Liv clapped a hand over her mouth, horrified at herself. It was probably all part of their plan—give the trapped girl a pretty piece of gimcrack jewelry, and watch her be so pathetically grateful. She had to stay strong, watch for her moment…

…and then what? Fight monsters by herself?

Liv stared at the frostflowers at the window, wondering if that was a better or worse prospect than being held in these rooms for however much longer.

The sun, having better things to do, slid down from its apex toward the horizon’s grim swallowing line.

* * *

Liv hid in the bathroom while Jake dropped off the usual domed silver tray, trying not to feel like an errant child.

She did it again when Ignatius, again as usual, visited, and told herself hunger was a reasonable punishment for accepting anything from them at all.

Curling up in the bed was a welcome reprieve, though she probably should have slept in the bathtub or somewhere else uncomfortable just to drive the point home.

The necklace didn’t catch in her hair or try to strangle her. It simply lay quietly where it was supposed to, warm metal light and comforting. Was it a tracking device? Some kind of weird ritual?

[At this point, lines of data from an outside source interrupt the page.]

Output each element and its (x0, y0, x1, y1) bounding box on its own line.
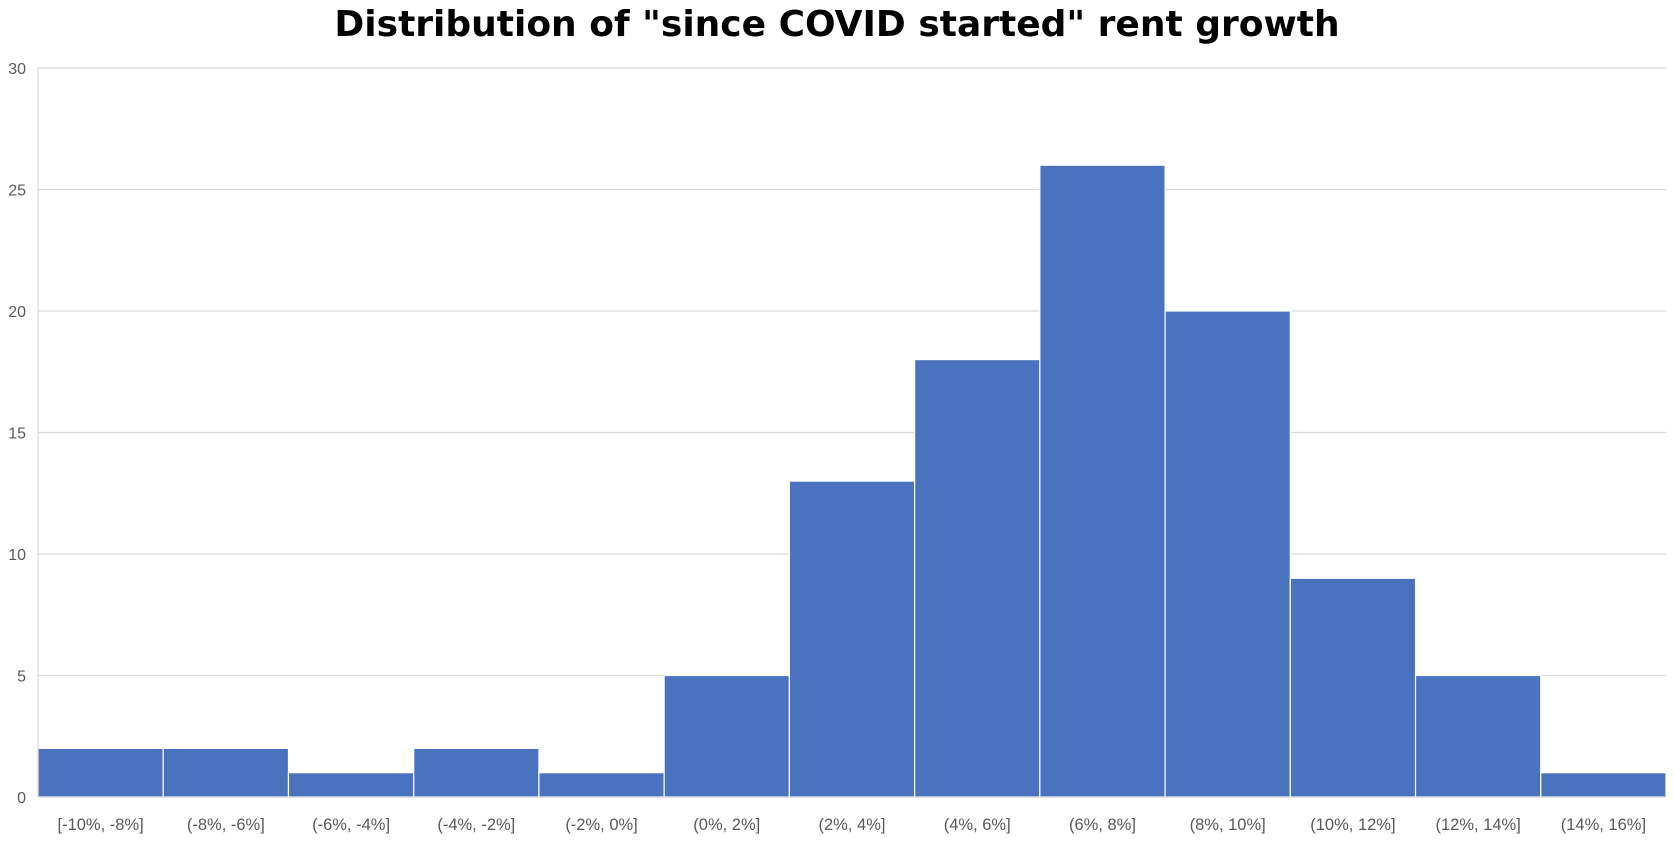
bar-6 (788, 480, 916, 798)
x-tick-label-4: (-2%, 0%] (565, 816, 637, 834)
x-tick-label-8: (6%, 8%] (1069, 816, 1136, 834)
bar-9 (1164, 310, 1291, 798)
x-tick-labels: [-10%, -8%] (-8%, -6%] (-6%, -4%] (-4%, -2%… (58, 816, 1647, 834)
bar-3 (413, 747, 540, 798)
x-tick-label-5: (0%, 2%] (693, 816, 760, 834)
x-tick-label-12: (14%, 16%] (1561, 816, 1646, 834)
y-tick-label-5: 5 (17, 669, 26, 686)
y-tick-label-25: 25 (8, 183, 26, 200)
bar-4 (538, 772, 665, 798)
y-tick-label-15: 15 (8, 426, 26, 443)
x-tick-label-0: [-10%, -8%] (58, 816, 144, 834)
bar-2 (287, 772, 415, 798)
bar-11 (1414, 674, 1542, 798)
bar-12 (1540, 772, 1667, 798)
bar-0 (37, 747, 164, 798)
y-tick-label-0: 0 (17, 790, 26, 807)
x-tick-label-7: (4%, 6%] (944, 816, 1011, 834)
y-tick-label-30: 30 (8, 61, 26, 78)
bar-8 (1039, 164, 1166, 798)
x-tick-label-6: (2%, 4%] (819, 816, 886, 834)
bar-5 (663, 674, 790, 798)
bar-10 (1289, 577, 1417, 798)
x-tick-label-11: (12%, 14%] (1436, 816, 1521, 834)
x-tick-label-1: (-8%, -6%] (187, 816, 265, 834)
bars (37, 164, 1667, 798)
axes (37, 68, 1666, 798)
x-tick-label-2: (-6%, -4%] (312, 816, 390, 834)
bar-1 (162, 747, 290, 798)
y-tick-label-10: 10 (8, 547, 26, 564)
y-tick-label-20: 20 (8, 304, 26, 321)
x-tick-label-10: (10%, 12%] (1310, 816, 1395, 834)
y-tick-labels: 0 5 10 15 20 25 30 (8, 61, 26, 807)
x-tick-label-9: (8%, 10%] (1190, 816, 1266, 834)
x-tick-label-3: (-4%, -2%] (437, 816, 515, 834)
bar-7 (914, 359, 1041, 798)
chart-title: Distribution of "since COVID started" re… (334, 4, 1340, 45)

Was she beginning to bend toward what they wanted, isolation and fear chipping away at her personality? Humans were social creatures, and it was only a matter of time before she lost all sense of reality and started believing whatever crazy shit they could come up with.

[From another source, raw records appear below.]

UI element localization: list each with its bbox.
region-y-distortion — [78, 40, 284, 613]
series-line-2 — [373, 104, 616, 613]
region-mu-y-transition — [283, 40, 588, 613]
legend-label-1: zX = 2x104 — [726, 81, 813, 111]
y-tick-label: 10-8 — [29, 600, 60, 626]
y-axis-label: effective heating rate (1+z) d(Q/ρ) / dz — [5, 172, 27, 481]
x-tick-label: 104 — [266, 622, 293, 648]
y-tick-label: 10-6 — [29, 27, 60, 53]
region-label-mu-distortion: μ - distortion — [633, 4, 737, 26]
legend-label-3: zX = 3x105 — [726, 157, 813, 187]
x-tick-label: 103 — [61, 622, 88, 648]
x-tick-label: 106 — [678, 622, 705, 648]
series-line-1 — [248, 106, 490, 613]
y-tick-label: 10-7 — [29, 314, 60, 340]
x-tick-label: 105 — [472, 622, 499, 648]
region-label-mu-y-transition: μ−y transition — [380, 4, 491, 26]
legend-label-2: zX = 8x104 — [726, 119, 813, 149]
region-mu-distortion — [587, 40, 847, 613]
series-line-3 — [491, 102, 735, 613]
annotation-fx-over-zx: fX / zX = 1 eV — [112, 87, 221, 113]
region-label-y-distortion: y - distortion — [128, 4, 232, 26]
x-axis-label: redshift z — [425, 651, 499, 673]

It didn’t help that she’d seen the monsters. Once your own eyes were on a kidnapper’s side, what chance did the rest of you have?

Liv thought she’d have trouble sleeping, but she was out as soon as her head touched the pillow—that is, until past midnight, when the strip of light under the bathroom door dimmed and a sharp icy wind scraped the windows.

A formless mutter crossed her lips, fingers turning into claws at a signal from her dreaming brain, and she tossed restlessly, the oneiros glowing against her breastbone.

Small, swift-moving shadows dappled the walls.

Skritch-scratch. Another shadow brushed the window, rubbing like a cat. The light under the bathroom door dimmed further, sputtered out; mullioned glass creaked, an uneasy murmur like her dreaming.

More scratching, and the oneiros’s glow was a single dim star in the room’s thickening gloom. It flashed once, a pale stiletto.

Liv Stellack sat bolt upright amid tangled, sweat-damp blankets, her eyes wide and wild, and screamed.